The full interview can be found here

I find that music can sometimes be so fabricated you can’t touch it. Tracks playing, other people penning the music. Lyrics can be catchy, but still and lifeless, produced in a backroom by someone who doesn’t know the artist or the story that they are trying to sing.

It took several switches today on the radio dial to find a song with some sort of message or purpose. Normally I would usually hum along to whatever Christian music was playing at the time since I had my kids in the car, but today was different. Today I needed more than manufactured fluff.

I got agitated with every rhythm and turned back and forth between the Coffee House channel and Classic Vinyl, but nothing seemed to give way. Usually Paul Simon may do it for me, but not today. No; I needed something much deeper than that…

And so a song came on that I hadn’t heard in awhile, Imagine Dragons’ “It’s Time”, whose lyrics began to remind me of a more complicated time in my life. And although I wanted to turn it off, I couldn’t. Even with the polished track, you could feel and understand the songs depth and overreaching power to remind us that we are who God created us to be.

I wondered if the song wasn’t quite so manufactured, if it was in its most raw and pure form, if it would affect me differently. I quickly found the acoustic version to test out my theory, which quickly proved true. Unadulterated and unfiltered, unmanufactured, imperfect, pure voice and rhythm, I couldn’t help but think that this was such a metaphor for the lives we live.  If we could live our lives acoustically, real, no cloudiness, extras, filters, in our purest most honest form, wouldn’t the music sound so much sweeter?

I realized how afraid I was of living like that. Of continuing to expose who I am and how God is changing me. Exposing my faults, talking about my troubles and complexities. I realized just how hard it was to be a raw and honest human.

When you read or listen to the words of those people who you know are being completely honest, it reminds you how hard it was for them and that we are not alone. The song, the writing sounds different, almost uneven and uncomfortable. There are trembling voices, unsteady words, awkwardness and how could you’s.
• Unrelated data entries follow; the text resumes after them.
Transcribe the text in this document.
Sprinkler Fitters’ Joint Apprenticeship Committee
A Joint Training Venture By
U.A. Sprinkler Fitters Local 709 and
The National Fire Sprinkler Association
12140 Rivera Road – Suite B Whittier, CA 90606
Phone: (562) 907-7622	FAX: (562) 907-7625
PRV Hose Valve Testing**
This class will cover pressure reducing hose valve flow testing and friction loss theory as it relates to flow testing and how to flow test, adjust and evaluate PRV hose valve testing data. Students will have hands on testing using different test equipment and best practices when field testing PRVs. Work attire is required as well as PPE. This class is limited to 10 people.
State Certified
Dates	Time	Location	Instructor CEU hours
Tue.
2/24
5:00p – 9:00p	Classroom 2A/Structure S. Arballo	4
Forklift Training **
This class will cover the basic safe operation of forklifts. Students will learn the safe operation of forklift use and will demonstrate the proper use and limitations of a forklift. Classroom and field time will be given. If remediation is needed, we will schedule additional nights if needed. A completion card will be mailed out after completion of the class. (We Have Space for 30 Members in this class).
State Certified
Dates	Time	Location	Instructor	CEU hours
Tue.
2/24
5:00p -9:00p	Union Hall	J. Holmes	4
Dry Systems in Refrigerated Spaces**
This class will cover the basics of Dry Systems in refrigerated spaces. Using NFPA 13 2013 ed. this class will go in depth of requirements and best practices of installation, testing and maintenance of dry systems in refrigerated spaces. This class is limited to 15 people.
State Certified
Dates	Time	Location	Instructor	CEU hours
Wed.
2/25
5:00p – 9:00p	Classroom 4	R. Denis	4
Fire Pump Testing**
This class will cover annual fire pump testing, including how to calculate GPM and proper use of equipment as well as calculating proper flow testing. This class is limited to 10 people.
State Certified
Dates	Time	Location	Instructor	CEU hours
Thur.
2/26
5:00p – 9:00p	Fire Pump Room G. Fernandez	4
The reality is what makes us uncomfortable, or as Dan Reynolds puts it, “When a song is most honest and most raw that’s when you know you’re doing something right.”

And I want my song to be like that. I want to be like that. Completely transparent and open, not holding anything back, “Packing my bags and giving the Academy a rain check.”

I am terrified. Terrified to just be who I am, terrified I’m not good enough, terrified that maybe I’ll be a terrible failure at Christianity, for the road is oftentimes fraught with rockiness and heartache. I remembered yesterday when I asked God, no, no rather I screamed out loud, “Where the F are you??????”

But I cannot be anything else than who I am. I can’t be a boxed in Christian. I am not a saint. I am just trying to be me.